Face aux appels à la violence et à l’intolérance, nous opposerons le patriotisme tout court, et nous prêcherons sans relâche le dialogue et la réconciliation. Le destin du Cameroun est au-dessus des ambitions personnelles et des intérêts des villages, et notre sécurité collective ne saurait être bradée, hypothéquée, ni soumise au chantage des individus ou des villages,”

souligne Jean Claude Shanda Tonme.

Le magistrat précise dans sa tribune que le Mpdr ne variera jamais et ne cédera à aucune provocation ni dérive. Ce parti politique n’entend pas faire droit aux erreurs de jugements conscients ou inconscients de certains compatriotes. Des quatre coins du pays, c’est la paix et seulement la paix que veulent et souhaitent les Camerounais. C’est du dialogue, par le dialogue et seulement avec le dialogue, que la réconciliation, la paix et le progrès sont souhaités, envisagés et encouragés.

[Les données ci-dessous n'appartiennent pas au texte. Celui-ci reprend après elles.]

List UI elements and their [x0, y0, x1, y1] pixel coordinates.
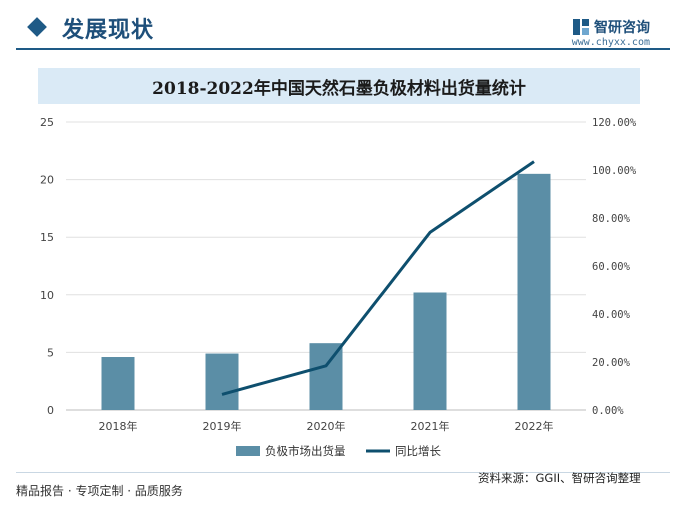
y-right-tick-label: 60.00%: [592, 261, 631, 273]
bar-4: [413, 292, 447, 410]
bar-1: [101, 357, 135, 410]
x-tick-label: 2019年: [203, 419, 242, 433]
y-right-tick-label: 80.00%: [592, 213, 631, 225]
y-right-tick-label: 0.00%: [592, 405, 624, 417]
y-left-tick-label: 20: [40, 174, 54, 187]
brand-url: www.chyxx.com: [571, 37, 650, 48]
legend-bar-label: 负极市场出货量: [265, 444, 346, 458]
y-left-tick-label: 5: [47, 346, 54, 359]
chart-title: 2018-2022年中国天然石墨负极材料出货量统计: [152, 78, 526, 99]
y-left-tick-label: 10: [40, 289, 54, 302]
x-tick-label: 2020年: [307, 419, 346, 433]
brand-name: 智研咨询: [594, 20, 650, 36]
chart-title-band: 2018-2022年中国天然石墨负极材料出货量统计: [38, 68, 640, 104]
bar-5: [517, 173, 551, 410]
brand-logo: 智研咨询: [572, 16, 650, 38]
legend-bar-swatch: [236, 446, 260, 456]
growth-line: [221, 160, 535, 396]
x-tick-label: 2022年: [515, 419, 554, 433]
y-left-tick-label: 0: [47, 404, 54, 417]
x-tick-label: 2021年: [411, 419, 450, 433]
y-left-tick-label: 25: [40, 116, 54, 129]
footer-divider: [16, 472, 670, 473]
y-right-tick-label: 100.00%: [592, 165, 637, 177]
y-right-tick-label: 40.00%: [592, 309, 631, 321]
section-title: 发展现状: [62, 18, 155, 43]
source-note: 资料来源：GGII、智研咨询整理: [478, 471, 641, 485]
bar-3: [309, 343, 343, 410]
x-tick-label: 2018年: [99, 419, 138, 433]
footer-tagline: 精品报告 · 专项定制 · 品质服务: [16, 484, 183, 498]
bar-2: [205, 353, 239, 410]
brand-logo-icon: [573, 19, 589, 35]
legend-line-label: 同比增长: [395, 444, 441, 458]
y-left-tick-label: 15: [40, 231, 54, 244]
section-header: 发展现状 智研咨询 www.chyxx.com: [0, 0, 686, 52]
y-right-tick-label: 120.00%: [592, 117, 637, 129]
header-divider: [16, 48, 670, 50]
y-right-tick-label: 20.00%: [592, 357, 631, 369]
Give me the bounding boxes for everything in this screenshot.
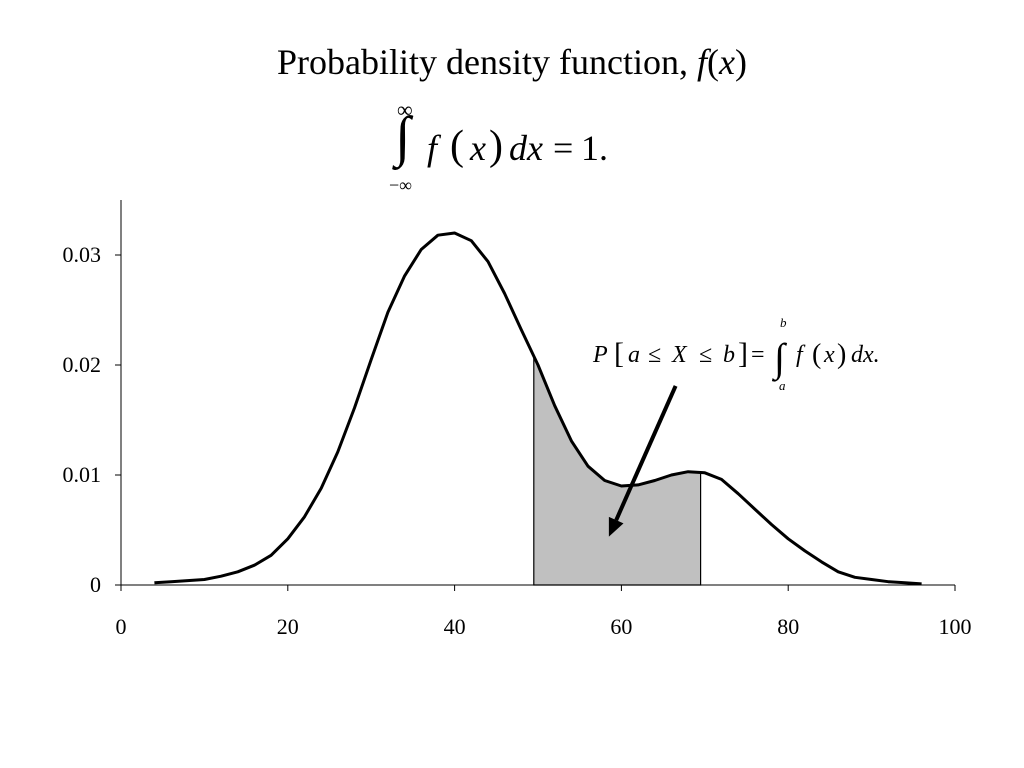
y-tick-label: 0.03 [63,242,102,267]
density-curve [154,231,922,586]
y-tick-label: 0 [90,572,101,597]
x-tick-label: 0 [116,614,127,639]
integrand-x: x [470,128,486,168]
x-tick-label: 80 [777,614,799,639]
annotation-bracket-open: [ [614,337,624,370]
x-tick-label: 20 [277,614,299,639]
integrand-f: f [427,128,438,168]
equals-sign: = [553,128,574,168]
y-tick-label: 0.02 [63,352,102,377]
title-fx-close: ) [734,42,747,82]
upper-limit: ∞ [397,97,413,122]
annotation-bracket-close: ] [738,337,748,370]
annotation-lower-limit: a [779,378,786,393]
normalization-formula: ∞ ∫ −∞ f ( x ) dx = 1. [385,95,645,200]
lower-limit: −∞ [389,175,412,195]
chart-svg: 0 0.01 0.02 0.03 0 20 40 60 80 100 P [ a ≤ X ≤ b … [63,200,972,639]
annotation-paren-open: ( [812,339,821,370]
annotation-integral-sign: ∫ [771,335,788,382]
title-text: Probability density function, [277,42,697,82]
x-tick-label: 100 [939,614,972,639]
annotation-le-2: ≤ [699,342,712,368]
annotation-integrand-f: f [796,342,806,368]
chart-area: 0 0.01 0.02 0.03 0 20 40 60 80 100 P [ a ≤ X ≤ b … [40,190,984,650]
annotation-b: b [723,342,735,368]
y-tick-label: 0.01 [63,462,102,487]
close-paren: ) [489,123,503,169]
annotation-arrow-head [608,516,624,537]
annotation-integrand-x: x [823,342,835,368]
title-fx-open: ( [707,42,719,82]
open-paren: ( [450,123,464,169]
annotation-paren-close: ) [837,339,846,370]
annotation-formula: P [ a ≤ X ≤ b ] = b ∫ a f ( x ) dx. [592,315,880,393]
slide-title: Probability density function, f(x) [0,40,1024,84]
differential: dx [509,128,543,168]
annotation-lhs: P [592,342,608,368]
annotation-a: a [628,342,640,368]
annotation-X: X [671,342,688,368]
annotation-differential: dx. [851,342,880,368]
x-tick-label: 40 [444,614,466,639]
integral-sign: ∫ [395,106,411,168]
annotation-upper-limit: b [780,315,787,330]
annotation-equals: = [751,342,765,368]
title-fx-x: x [719,42,735,82]
annotation-le-1: ≤ [648,342,661,368]
normalization-value: 1. [581,128,608,168]
title-fx-f: f [696,42,707,82]
annotation-arrow-shaft [614,385,678,521]
x-tick-label: 60 [610,614,632,639]
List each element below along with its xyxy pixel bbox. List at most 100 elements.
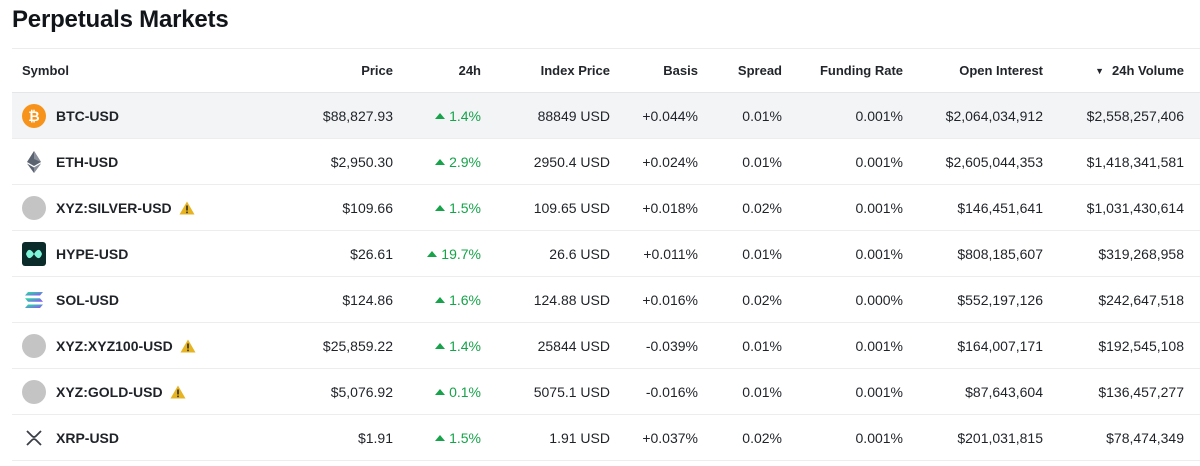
cell-symbol: XRP-USD xyxy=(12,414,257,461)
cell-24h-change: 0.1% xyxy=(409,368,497,415)
arrow-up-icon xyxy=(435,296,446,303)
cell-price: $1.91 xyxy=(257,414,409,461)
table-row[interactable]: ₿ BTC-USD $88,827.93 1.4% 88849 USD +0.044% 0.… xyxy=(12,92,1200,139)
arrow-up-icon xyxy=(435,388,446,395)
cell-funding-rate: 0.000% xyxy=(798,276,919,323)
cell-open-interest: $201,031,815 xyxy=(919,414,1059,461)
cell-spread: 0.01% xyxy=(714,368,798,415)
cell-funding-rate: 0.001% xyxy=(798,138,919,185)
cell-24h-volume: $2,558,257,406 xyxy=(1059,92,1200,139)
cell-price: $25,859.22 xyxy=(257,322,409,369)
table-row[interactable]: ETH-USD $2,950.30 2.9% 2950.4 USD +0.024% 0.0… xyxy=(12,138,1200,185)
placeholder-coin-icon xyxy=(22,195,56,220)
cell-index-price: 5075.1 USD xyxy=(497,368,626,415)
xrp-icon xyxy=(22,426,56,450)
cell-spread: 0.01% xyxy=(714,322,798,369)
table-row[interactable]: XRP-USD $1.91 1.5% 1.91 USD +0.037% 0.02% 0.00… xyxy=(12,414,1200,461)
cell-basis: -0.016% xyxy=(626,368,714,415)
cell-spread: 0.02% xyxy=(714,414,798,461)
cell-24h-volume: $1,031,430,614 xyxy=(1059,184,1200,231)
cell-open-interest: $808,185,607 xyxy=(919,230,1059,277)
cell-funding-rate: 0.001% xyxy=(798,184,919,231)
cell-24h-change: 1.4% xyxy=(409,92,497,139)
cell-24h-volume: $319,268,958 xyxy=(1059,230,1200,277)
cell-price: $109.66 xyxy=(257,184,409,231)
column-header-24h[interactable]: 24h xyxy=(409,48,497,93)
arrow-up-icon xyxy=(427,250,438,257)
symbol-eth-usd[interactable]: ETH-USD xyxy=(56,153,119,170)
column-header-open-interest[interactable]: Open Interest xyxy=(919,48,1059,93)
column-header-index-price[interactable]: Index Price xyxy=(497,48,626,93)
cell-open-interest: $552,197,126 xyxy=(919,276,1059,323)
arrow-up-icon xyxy=(435,158,446,165)
arrow-up-icon xyxy=(435,342,446,349)
cell-24h-change: 2.9% xyxy=(409,138,497,185)
cell-open-interest: $146,451,641 xyxy=(919,184,1059,231)
cell-basis: +0.024% xyxy=(626,138,714,185)
cell-24h-volume: $242,647,518 xyxy=(1059,276,1200,323)
cell-24h-change: 1.5% xyxy=(409,414,497,461)
warning-icon xyxy=(180,339,196,353)
cell-24h-change: 19.7% xyxy=(409,230,497,277)
cell-price: $124.86 xyxy=(257,276,409,323)
column-header-price[interactable]: Price xyxy=(257,48,409,93)
symbol-xyz-silver-usd[interactable]: XYZ:SILVER-USD xyxy=(56,199,172,216)
arrow-up-icon xyxy=(435,434,446,441)
cell-spread: 0.01% xyxy=(714,92,798,139)
cell-index-price: 25844 USD xyxy=(497,322,626,369)
cell-basis: +0.011% xyxy=(626,230,714,277)
cell-open-interest: $164,007,171 xyxy=(919,322,1059,369)
table-header-row: Symbol Price 24h Index Price Basis Sprea… xyxy=(12,48,1200,93)
placeholder-coin-icon xyxy=(22,379,56,404)
symbol-btc-usd[interactable]: BTC-USD xyxy=(56,107,119,124)
column-header-symbol[interactable]: Symbol xyxy=(12,48,257,93)
table-row[interactable]: SOL-USD $124.86 1.6% 124.88 USD +0.016% 0.02%… xyxy=(12,276,1200,323)
sort-descending-icon: ▼ xyxy=(1095,66,1104,76)
cell-24h-change: 1.4% xyxy=(409,322,497,369)
cell-index-price: 88849 USD xyxy=(497,92,626,139)
cell-basis: +0.044% xyxy=(626,92,714,139)
column-header-basis[interactable]: Basis xyxy=(626,48,714,93)
cell-funding-rate: 0.001% xyxy=(798,414,919,461)
cell-index-price: 124.88 USD xyxy=(497,276,626,323)
cell-open-interest: $2,605,044,353 xyxy=(919,138,1059,185)
hyperliquid-icon xyxy=(22,241,56,266)
symbol-hype-usd[interactable]: HYPE-USD xyxy=(56,245,129,262)
cell-24h-change: 1.6% xyxy=(409,276,497,323)
cell-index-price: 26.6 USD xyxy=(497,230,626,277)
cell-funding-rate: 0.001% xyxy=(798,368,919,415)
cell-basis: +0.037% xyxy=(626,414,714,461)
cell-basis: +0.018% xyxy=(626,184,714,231)
cell-spread: 0.02% xyxy=(714,184,798,231)
page-title: Perpetuals Markets xyxy=(12,6,229,33)
cell-24h-volume: $1,418,341,581 xyxy=(1059,138,1200,185)
cell-index-price: 2950.4 USD xyxy=(497,138,626,185)
cell-24h-volume: $192,545,108 xyxy=(1059,322,1200,369)
cell-funding-rate: 0.001% xyxy=(798,322,919,369)
cell-price: $26.61 xyxy=(257,230,409,277)
cell-funding-rate: 0.001% xyxy=(798,230,919,277)
cell-price: $2,950.30 xyxy=(257,138,409,185)
arrow-up-icon xyxy=(435,204,446,211)
cell-basis: +0.016% xyxy=(626,276,714,323)
warning-icon xyxy=(179,201,195,215)
symbol-xrp-usd[interactable]: XRP-USD xyxy=(56,429,120,446)
cell-price: $5,076.92 xyxy=(257,368,409,415)
symbol-xyz-gold-usd[interactable]: XYZ:GOLD-USD xyxy=(56,383,163,400)
column-header-funding-rate[interactable]: Funding Rate xyxy=(798,48,919,93)
markets-table: Symbol Price 24h Index Price Basis Sprea… xyxy=(12,48,1200,461)
symbol-xyz-xyz100-usd[interactable]: XYZ:XYZ100-USD xyxy=(56,337,173,354)
cell-basis: -0.039% xyxy=(626,322,714,369)
table-row[interactable]: XYZ:GOLD-USD $5,076.92 0.1% 5075.1 USD -0.01… xyxy=(12,368,1200,415)
column-header-24h-volume[interactable]: ▼ 24h Volume xyxy=(1059,48,1200,93)
cell-symbol: ₿ BTC-USD xyxy=(12,92,257,139)
arrow-up-icon xyxy=(435,112,446,119)
placeholder-coin-icon xyxy=(22,333,56,358)
table-row[interactable]: HYPE-USD $26.61 19.7% 26.6 USD +0.011% 0.01% 0… xyxy=(12,230,1200,277)
cell-index-price: 1.91 USD xyxy=(497,414,626,461)
symbol-sol-usd[interactable]: SOL-USD xyxy=(56,291,119,308)
column-header-spread[interactable]: Spread xyxy=(714,48,798,93)
table-row[interactable]: XYZ:XYZ100-USD $25,859.22 1.4% 25844 USD -0.… xyxy=(12,322,1200,369)
table-row[interactable]: XYZ:SILVER-USD $109.66 1.5% 109.65 USD +0.01… xyxy=(12,184,1200,231)
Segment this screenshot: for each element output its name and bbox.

C’est une ambition sans limites ni exclusion, ni discrimination ni marginalisation. Quoi qu’il advienne donc, notre main restera tendue et notre profession de foi restera la même. Ceux qui rêvent d’un Cameroun en feu, seront brûlés par leurs propres feux, et le Cameroun restera, avancera et pansera ses plaies pacifiquement. C’ est dans l’esprit et les rêves des pyromanes que les feux brûleront, et non dans le corps et les entrailles du Cameroun,”

précise le chef de file du Mpdr.

A ceux qui construisent des châteaux de sang et de guerres civiles, Shanda Tonme leur dit que son parti opposera les réalités dures et intraitables d’un pays qui croit en ses filles et fils, et en leur capacité à se ranger dans la voie du dialogue et de la réconciliation.